The primary advantage of IIR filters over FIR filters is that they typically meet a given set of specifications with a much lower filter order than a corresponding FIR filter. Although IIR filters have nonlinear phase, data processing within MATLAB is commonly performed "off-line," that is, the entire data sequence is available prior to filtering. This allows for a noncausal, zero-phase filtering approach (via the filtfilt function), which eliminates the nonlinear phase distortion of an IIR filter.

The classical IIR filters, Butterworth, Chebyshev Types I and II, elliptic, and Bessel, all approximate the ideal "brick wall" filter in different ways. This toolbox provides functions to create all these types of classical IIR filters in both the analog and digital domains (except Bessel, for which only the analog case is supported), and in lowpass, highpass, bandpass, and bandstop configurations. For most filter types, you can also find the lowest filter order that fits a given filter specification in terms of passband and stopband attenuation, and transition width(s).

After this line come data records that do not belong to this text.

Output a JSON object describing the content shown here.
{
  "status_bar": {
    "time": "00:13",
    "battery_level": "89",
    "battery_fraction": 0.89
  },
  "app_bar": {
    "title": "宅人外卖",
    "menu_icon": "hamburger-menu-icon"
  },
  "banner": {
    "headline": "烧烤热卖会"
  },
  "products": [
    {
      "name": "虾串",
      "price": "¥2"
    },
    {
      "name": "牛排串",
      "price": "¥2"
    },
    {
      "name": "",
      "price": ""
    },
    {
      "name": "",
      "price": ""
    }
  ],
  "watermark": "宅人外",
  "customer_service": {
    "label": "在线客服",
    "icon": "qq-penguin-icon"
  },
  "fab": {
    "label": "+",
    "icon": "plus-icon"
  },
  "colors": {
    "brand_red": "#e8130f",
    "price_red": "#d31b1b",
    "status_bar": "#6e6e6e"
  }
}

The direct filter design function yulewalk finds a filter with magnitude response approximating a desired function. This is one way to create a multiband bandpass filter.

You can also use the parametric modeling or system identification functions to design IIR filters. These functions are discussed in Parametric Modeling.

The generalized Butterworth design function maxflat is discussed in the section Generalized Butterworth Filter Design.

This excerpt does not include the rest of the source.